The images may be examined with ds9 or other FITS tools or with various packages common in astronomical research. With DS9 you can look at the output image by using this command:

ds9 output/generic_e_9999_*.fits.gz

Here is what the chip image from the example should look like (zoomed in X4 and in log scale): 

PhoSim Single Star Simulation

If you do have ds9 installed, you can repeat the process above in a single step with:

phosim examples/star -c examples/nobackground --ds9

Then ds9 will pop up when the simulation is complete, which is particularly useful for longer simulations.

PhoSim is a python script that runs a series of c++ codes. The only required input of PhoSim is called an Instance Catalog as the primary command line argument. PhoSim uses this term to describe what is in the sky at a particular time. If the objects are not time variable, then it simply contain information about what is in the sky. PhoSim is capable of trimming the catalog down to remove the objects that are not in the field of view, so its not necessary for the user to worry about the complexity of chip orientations and field rotations. However, for ambitious simulations, catalogs with essentially all objects in the Universe could be quite large so a smaller fraction of the objects that might be in the field of view should sometimes be given to PhoSim. The instance catalog also contains a set of telescope operator commands that specify parameters of the observation. These commands are basically either things that an operator would control (e.g. pointing position) or things that an observer could require (e.g. for the moon to be below the horizon) before the observation is take.

A complete set of documentation of instance catalog can be found at the Instance Catalog page. However, following the tutorials will go through some uses of this, including some novel uses.

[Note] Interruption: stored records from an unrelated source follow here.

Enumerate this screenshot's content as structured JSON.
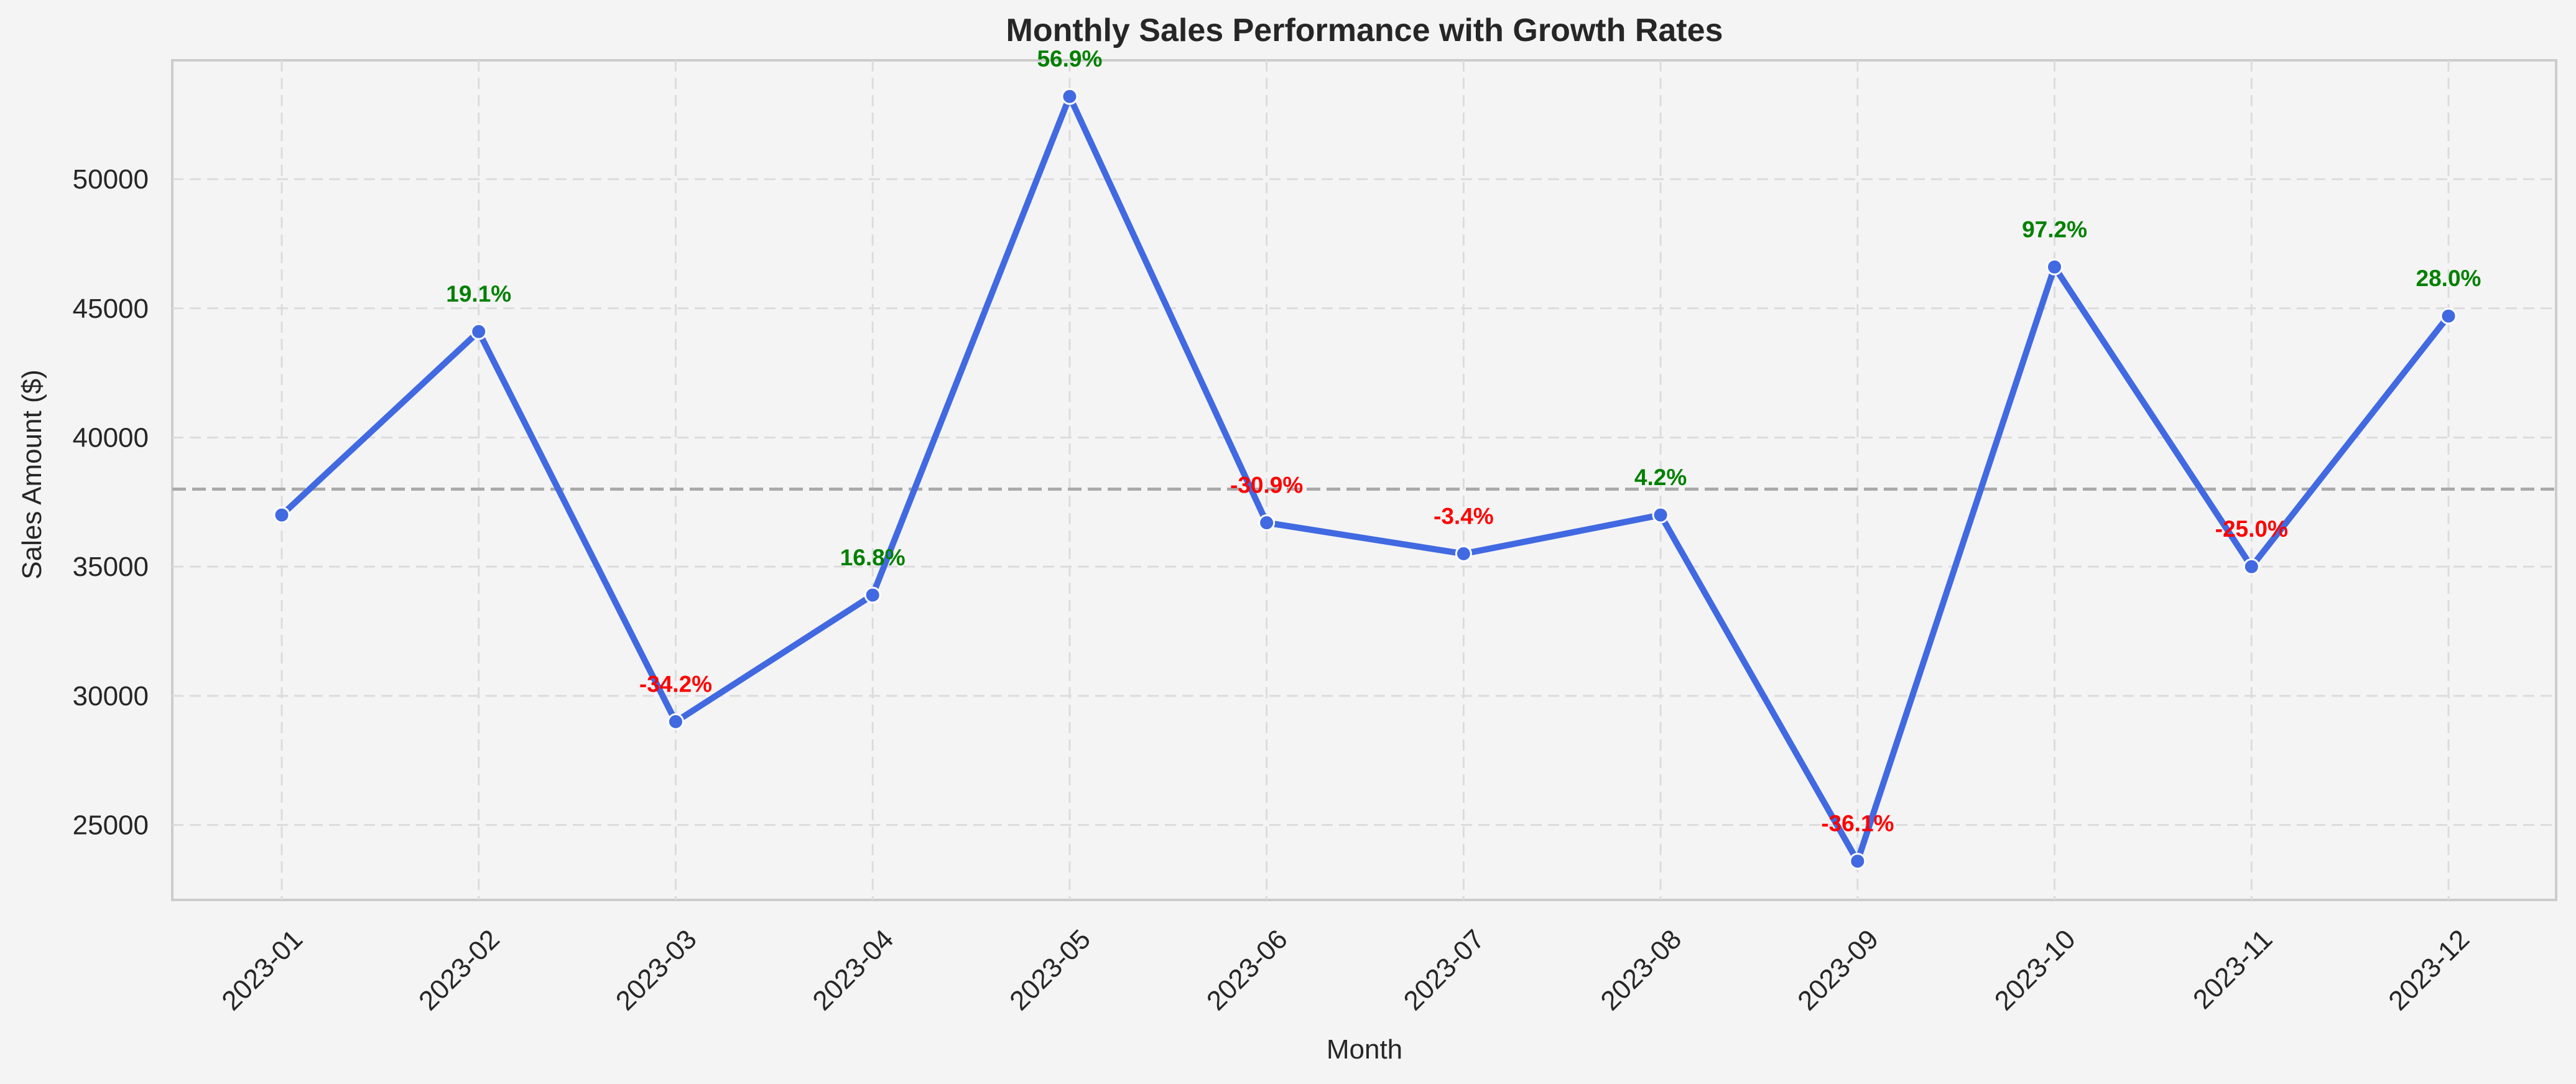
{
  "colors": {
    "background": "#f4f4f4",
    "line": "#4169e1",
    "positive": "#008000",
    "negative": "#ff0000",
    "grid": "#dcdcdc",
    "axis_spine": "#cccccc",
    "reference_line": "#aaaaaa"
  },
  "chart_data": {
    "type": "line",
    "title": "Monthly Sales Performance with Growth Rates",
    "xlabel": "Month",
    "ylabel": "Sales Amount ($)",
    "categories": [
      "2023-01",
      "2023-02",
      "2023-03",
      "2023-04",
      "2023-05",
      "2023-06",
      "2023-07",
      "2023-08",
      "2023-09",
      "2023-10",
      "2023-11",
      "2023-12"
    ],
    "series": [
      {
        "values": [
          37000,
          44100,
          29000,
          33900,
          53200,
          36700,
          35500,
          37000,
          23600,
          46600,
          35000,
          44700
        ],
        "growth_labels": [
          "",
          "19.1%",
          "-34.2%",
          "16.8%",
          "56.9%",
          "-30.9%",
          "-3.4%",
          "4.2%",
          "-36.1%",
          "97.2%",
          "-25.0%",
          "28.0%"
        ]
      }
    ],
    "reference_line": 38000,
    "ylim": [
      22100,
      54600
    ],
    "yticks": [
      25000,
      30000,
      35000,
      40000,
      45000,
      50000
    ],
    "grid": true,
    "x_tick_rotation": 45
  }
}
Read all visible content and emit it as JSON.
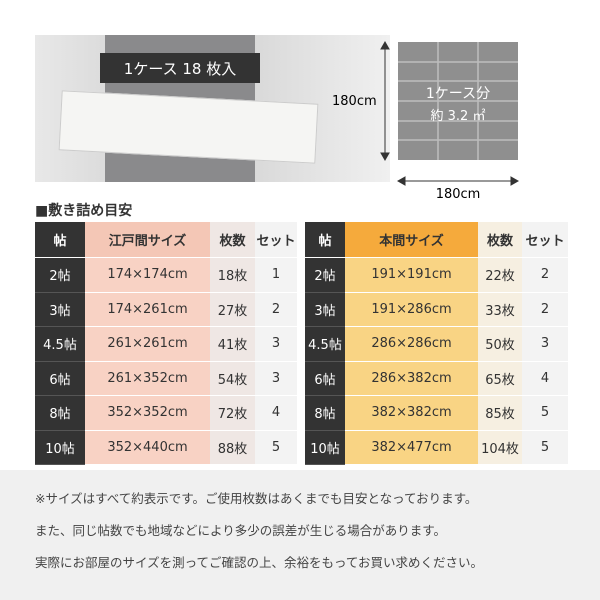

The instance catalog for the above single star example looks like:

rightascension 0

declination 0

azimuth 0

altitude 89

vistime 15.0

nsnap 1

moonalt -90.0

object 0 0.0 0.0 20 ../sky/sed_flat.txt 0 0 0 0 0 0 star none none

The first four lines specify the pointing, the vistime specifies the visit time of 15 seconds, the nsnap specifies there is a single exposure, and moonalt at -90.0 puts the moon below the horizon. Finally, the object line specifies a single 20th AB magnitude star at a position of 0,0 with a flat spectral energy distribution (SED). This is a somewhat artificial example. The object's position is exactly placed at the foresight of the telescope. It is also artificial because we have specified the pointing position and the alt/az of the telescope. With a real telescope, one could only specify the alt/az and then the ra/dec would depend on the observing time as well as the latitude/longitude of the telescope. PhoSim can calculate this as well, but PhoSim lets you specify inconsistent parameters if that is desired. In this case, it is useful to do this, because we simply want to have a star in the center of the field and we do not want to do an inverse visibility calculation. Another interesting aspect of this example is that there are very few commands to generate this example. PhoSim's interface philosophy is to always do the most realistic self-consistent physics unlessthe user overrides it. 

We also used another aspect of PhoSim's interface by including a command-line option with the command file -c examples/nobackground. The command file with the -c option includes commands to override the realistic self-consistent default physics. In this case, we wanted to turn off the background (which would be realistic) so the examples/nobackground includes this command.

backgroundmode 0

The full documentation for the command file is found at the physics command page. The phosim script also accepts many other command-line options, such as a command file that contains optics, detector, or atmospheric parameters that may be manipulated. A list of command-line options may be found as follows:

phosim -h

phosim --help

More examples of these are in the later tutorials.